Systematic and Optimization-Based Synthesis and Design of Chemical Processes

摘要

In industrial practice, conceptual process design is typically conducted by repetitive simulation studies, which require detailed design specifications in an early design phase. Guided by heuristics, these iterative solution procedures result in high manual effort and, in addition, no guarantee concerning the quality of the solution can be given. Optimization-based design methods provide a tremendous potential to accelerate and improve conceptual process design. Various authors have therefore suggested the use of surrogate models, which do not require detailed specifications. Others have developed methods for the optimization-based process design by means of superstructure optimization. Marquardt, Kossack and Kraemer (2008) proposed a framework for an optimization-based design of hybrid separation processes, which combines shortcut and rigorous evaluation steps. This framework has been successfully demonstrated for conceptual design of various processes (see, e.g., Kramer, Harwardt, Bronneberg and Marquardt, 2011). In this thesis, the process design framework of Marquardt et al. (2008) is extended towards the optimization-based design of reaction-separation processes.

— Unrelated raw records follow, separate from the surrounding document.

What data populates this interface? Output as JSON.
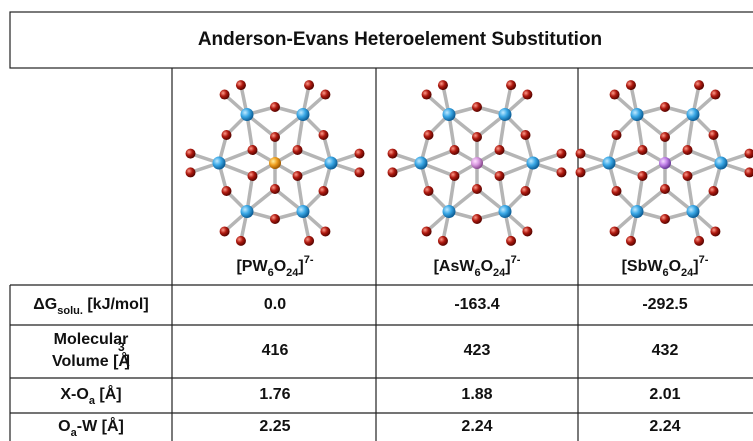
{
  "title": "Anderson-Evans Heteroelement Substitution",
  "table": {
    "columns": [
      {
        "formula": [
          "[PW",
          "6",
          "O",
          "24",
          "]",
          "7-"
        ]
      },
      {
        "formula": [
          "[AsW",
          "6",
          "O",
          "24",
          "]",
          "7-"
        ]
      },
      {
        "formula": [
          "[SbW",
          "6",
          "O",
          "24",
          "]",
          "7-"
        ]
      }
    ],
    "rows": [
      {
        "label": [
          "ΔG",
          "solu.",
          " [kJ/mol]"
        ],
        "cells": [
          "0.0",
          "-163.4",
          "-292.5"
        ]
      },
      {
        "label": [
          "Molecular",
          "Volume [Å",
          "3",
          "]"
        ],
        "cells": [
          "416",
          "423",
          "432"
        ]
      },
      {
        "label": [
          "X-O",
          "a",
          " [Å]"
        ],
        "cells": [
          "1.76",
          "1.88",
          "2.01"
        ]
      },
      {
        "label": [
          "O",
          "a",
          "-W [Å]"
        ],
        "cells": [
          "2.25",
          "2.24",
          "2.24"
        ]
      }
    ]
  }
}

For this purpose, powerful shortcut and rigorous evaluation methods for reactor networks and reaction-separation processes are proposed. It is important to emphasize that all of these methods are developed to be computationally efficient in order to allow an optimization-based design and analysis of large-scale processes. As a consequence, cost-optimal process solutions can be obtained with considerably less effort compared to the use of tedious repetitive simulation studies. It also has to be stressed that the performance of all methods is validated by large-scale industrial case studies. Thus, it is shown that the process design framework can contribute decisively towards the sustainable solution of today's challenging design problems in chemical engineering.